Лингвоцинизм. Почему война в Украине не может закончиться
В нашей стране пылает война, которую никто не объявлял. И которая закончится не раньше, чем ее наконец объявят
Натовский генерал Нико Так обозначил военное вторжение России в Украину изящным термином "проникновение". Ничего нового. В этих языковых играх Запад в сущности копирует Кремль, повторяя вслед за его "принуждением к миру" (в Грузии), "хунтой" и "ополченцами" (в Украине) циничную логику Третьего Рейха, где жонглирование эвфемизмами достигло своего апогея. Там уничтожение евреев после Ванзейской конференции именовалось исключительно "окончательным решением еврейского вопроса".
Чувствительно к языку окружение Гитлера относилось именно потому, что справедливо угадывало в нем строительный материал для мифа — феномена, в котором Ролан Барт разглядел свойство "превращать смысл в форму". Все эти недо-, четверть- и полуфюреры, помешанные на идеях расы и мирового господства, отличались самозабвением экзорцистов.
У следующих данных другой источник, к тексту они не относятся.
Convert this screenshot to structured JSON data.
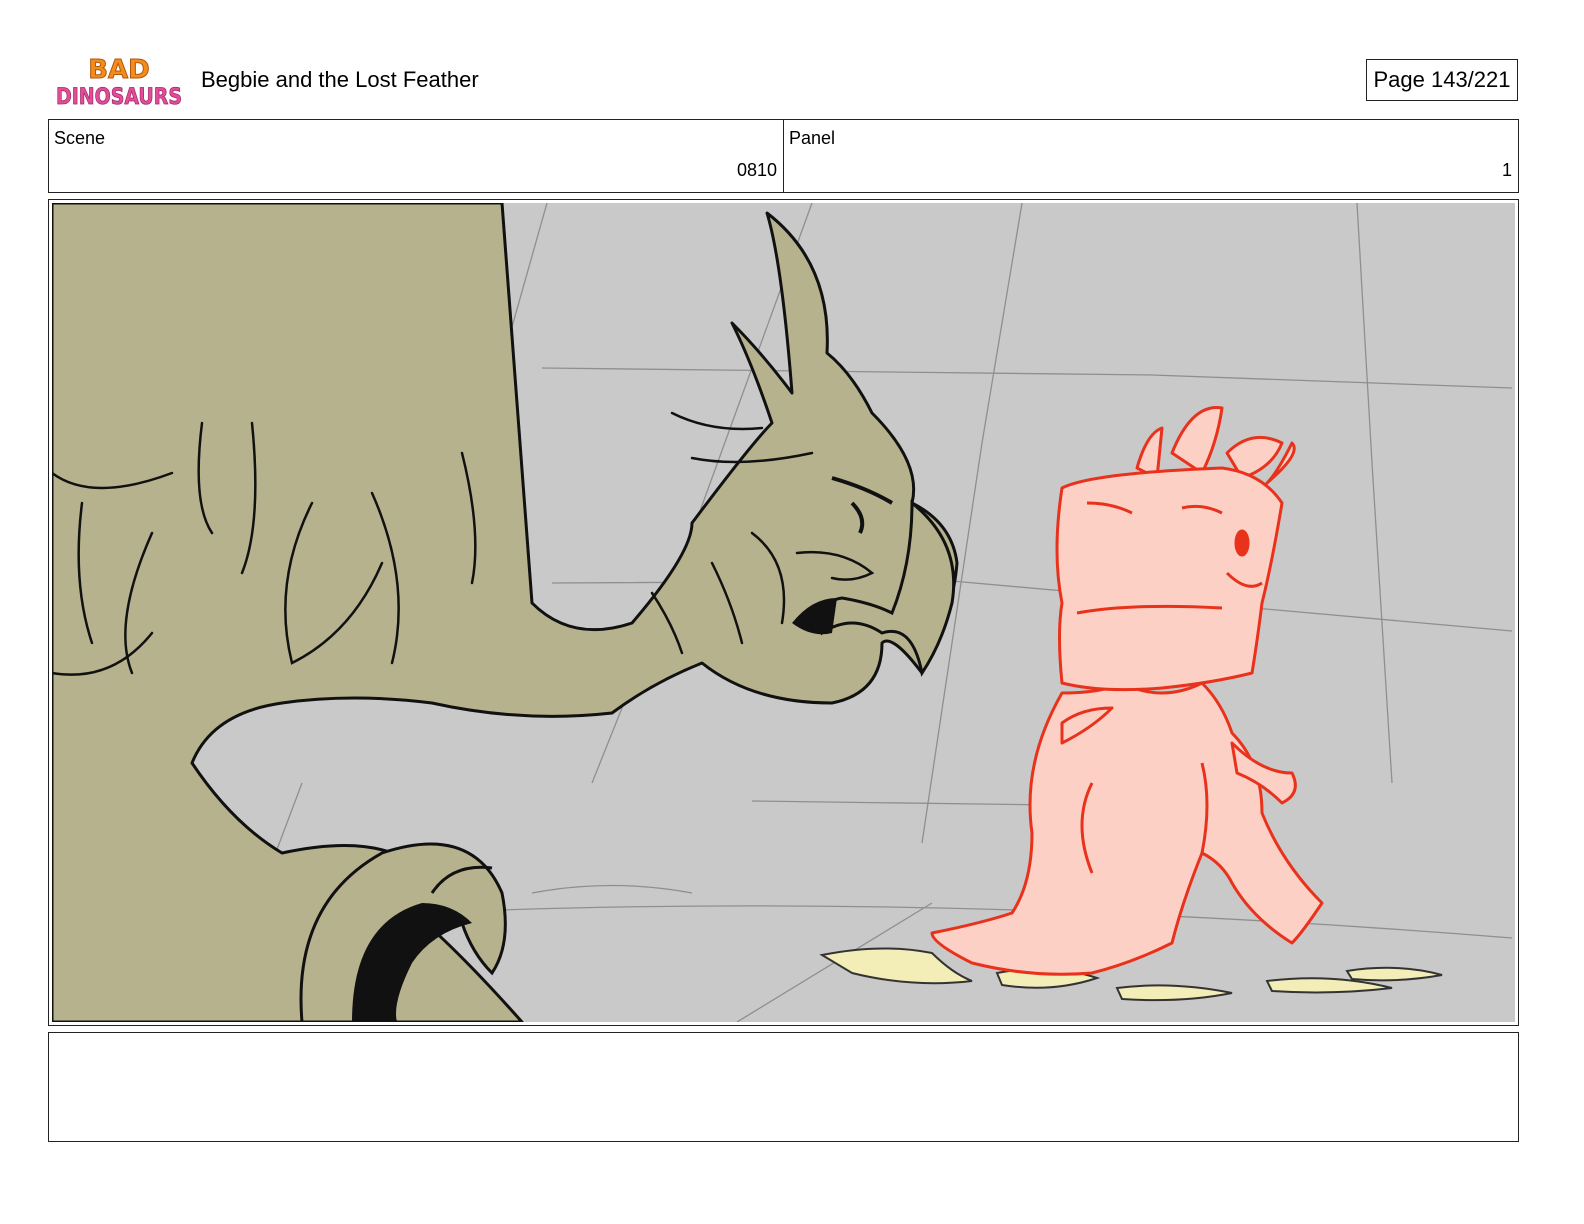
{
  "header": {
    "logo": {
      "line1": "BAD",
      "line2": "DINOSAURS"
    },
    "title": "Begbie and the Lost Feather",
    "page_label": "Page 143/221"
  },
  "scene": {
    "label": "Scene",
    "value": "0810"
  },
  "panel": {
    "label": "Panel",
    "value": "1"
  },
  "notes": {
    "text": ""
  },
  "colors": {
    "background": "#c9c9c9",
    "griffin_fill": "#b6b28e",
    "begbie_fill": "#fdd0c6",
    "begbie_line": "#e8321c",
    "feathers": "#f3edb8"
  }
}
А как иначе заниматься изгнанием смысла из вещей, которые в ином варианте представали бы слишком чудовищными, чтобы жизнь рядом с ними не казалась прогулкой по преисподней? В условиях Аушвица, где именами стали номера, термин "селекция" звучал с поистине кафкианской отстраненностью. Проводя намеренную параллель между конц-лагерем и живодерней, он маркировал ее не как ужас, а как естественный ход событий. Итальянский писатель Примо Леви вспоминал, что в этом пекле "есть" (в понимании "принимать пищу") обозначалось словом fressen, которое в литературном немецком употребляется исключительно по отношению к скоту. В общем, этакое факельное шествие лингводиктата: суть — ничто, слово — все. "Скрижали Завета" от Адольфа. Молиться каждому!
Такие первобытные игры с языком — штука рискованная, хотя осознание этого подчас слишком запаздывает. Язык рождает демонов, но заклинать их, а тем более изводить — тут он пасует. Слово не всесильно. Иначе к президенту Уганды Иди Амину, угробившему не менее трети миллиона своих сограждан из имевшихся девятнадцати и объявившему себя "повелителем всех зверей на земле и рыб в море", львы подползали бы лизать пятки, а тунцы спрашивали бы разрешения на нерест. Есть, разумеется, библейский опыт Иисуса Навина, остановившего Солнце, но брать его в качестве образца — чересчур самонадеянно даже для дипломатов ЕС. Не говоря уже о высоких чинах Североатлантического альянса, взявшихся делать вид, что упражнения в формулировках лишь немногим уступают в эффективности крупным фронтовым операциям.
Тот, кто не называет войну войной, возможно, движим благими намерениями сохранить то, что сам он склонен считать миром. Одна беда: то, что он считает миром, после российского "проникновения" в Украину таковым уж точно не является. А президент Путин (эпохи "проникновения") — не больший пацифист, чем Саддам Хусейн после аннексии Кувейта в августе 1990-го. Однако признание этих очевидных фактов для верхушки НАТО и части первых руководителей стран Европы, очевидно, задача не из легких. Магия языка в том и состоит, что, называя вещи своими именами, она запускает механизм действия. После того как Саддам получил тавро агрессора, США и союзники обрушили на его голову "Бурю в пустыне", а Кувейт был освобожден. Кувейт. Не член НАТО. И не подписант Будапештского меморандума.
Понятно, что Россия — не Ирак. А Путин, при всей заезженности уподоблений, все-таки больше смахивает на Гитлера с ядерным чемоданчиком, чем на Саддама. Именно этот персонаж и ведет ныне войну в Донбассе. Ополченцы, казаки, чеченцы, войска — всего лишь частные случаи его воплощения — щупальца, растущие из тела кремлевского спрута, для которого Запад никак не подберет определения. Это, по-видимому, какой-то особый случай интерпретации формулы ирландского епископа Беркли о том, что быть — значит быть воспринимаемым, когда военного преступника разрешено называть как угодно, кроме его настоящего имени, а войну "облагораживать" перечнем бесполезных синонимов: конфликт, противостояние, столкновение.
Это бесконечное хождение по кругу в поисках заветного слова, которое бы устроило всех, заставляет участников хоровода (Обаму, Меркель и других) переживать ситуацию Йоссариана из хеллеровской "Уловки-22". Единственная причина покинуть театр военных действий — сумасшествие. Однако всякий, кто в целях увильнуть от службы заявляет о себе как об умалишенном, тем самым доказывает, что он не сумасшедший, поскольку такое заявление говорит о его абсолютном здравомыслии.
Ситуация анекдотичная. Но только не для Украины. Где пылает война, которую никто не объявлял. И которая закончится не раньше, чем ее наконец объявят.